Liga arab sendiri belum menunjukkan upaya yang optimal ke arah penyelesaian konflik di Suriah, tentunya hal ini terjadi karena kurang percayanya Assad terhadap liga arab yang cenderung berpihak pada aktivis pemberontak/oposisi yang juga mendapat dukungan barat terutama AS.  Media-media barat justru cenderung memutarbalikan berita tentang konflik di Suriah yang lebih memojokkan Pemerintah Suriah. Hal ini merupakan agenda barat untuk menjatuhkan legitmiasi Pemerintahan Assad yang selalu berseberangan dengan barat terutama menyangkut konflik di Palestina.

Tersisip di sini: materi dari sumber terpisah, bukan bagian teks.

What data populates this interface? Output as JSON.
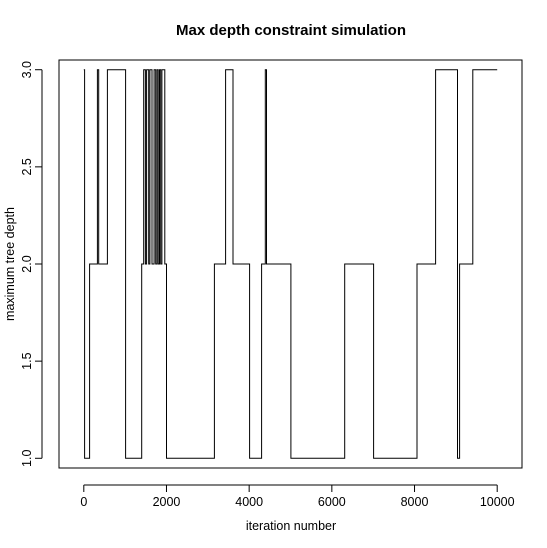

Jika PBB tidak bersikap proporsional dalam konflik di Suriah ini, dan lebih mendengarkan dan menyikapi kebijakan negara barat dalam konflik ini, bukan tidak mungkin konflik Suriah akan menjadi konflik paling berdarah dalam 20 tahun terakhir ini, setelah konflik etnis di Bosnia herzegovina.  Kita tentunya berharap konflik ini tidak berulang lagi di kehidupan kaum muslim saat ini dan seterusnya.